Finite Infima Set and Upper Closure is Smallest Filter
Theorem
Let $L = \struct {S, \wedge, \preceq}$ be a meet semilattice.
Let $X$ be a non-empty subset of $S$.
Then
- $X \subseteq \map {\operatorname {fininfs} } X^\succeq$ and
- for every a filter $F$ in $L$: $\paren {X \subseteq F \implies \map {\operatorname {fininfs} } X^\succeq \subseteq F}$
where
- $\map {\operatorname {fininfs} } X$ denotes the finite infima set of $X$,
- $X^\succeq$ denotes the upper closure of $X$.
Proof
By Set is Subset of Finite Infima Set:
- $X \subseteq \map {\operatorname {fininfs} } X$
By Upper Closure of Subset is Subset of Upper Closure:
- $X^\succeq \subseteq \map {\operatorname {fininfs} } X^\succeq$
By Set is Subset of Upper Closure:
- $X \subseteq X^\succeq$
Thus by Subset Relation is Transitive:
- $X \subseteq \map {\operatorname {fininfs} } X^\succeq$
Let $F$ be a filter in $L$ such that
- $X \subseteq F$
Let $x \in \map {\operatorname {fininfs} } X^\succeq$
By definition of upper closure of subset:
- $\exists y \in \map {\operatorname{fininfs} } X: y \preceq x$
By definition of finite infima set:
- $\exists A \in \map {\operatorname {Fin} } X: y = \inf A \land A$ admits an infimum
where $\map {\operatorname {Fin} } X$ denotes the set of all finite subsets of $S$.

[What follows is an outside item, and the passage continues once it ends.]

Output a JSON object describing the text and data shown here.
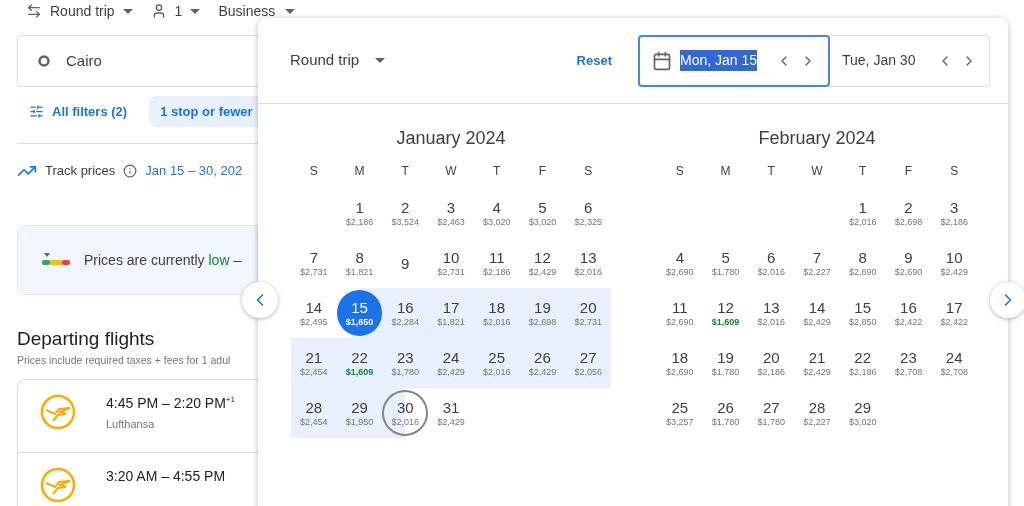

By Subset Relation is Transitive:
- $A \subseteq F$
By Filtered in Meet Semilattice with Finite Infima:
- $A \ne \O \implies \inf A \in F$
By Infimum of Empty Set is Greatest Element and Top in Filter:
- $A = \O \implies \inf A = \top \in F$
where $\top$ denotes the greatest element of $S$.
So
- $y \in F$
Thus by definition of upper section:
- $x \in F$
$\blacksquare$
Sources
- Mizar article WAYBEL_0:62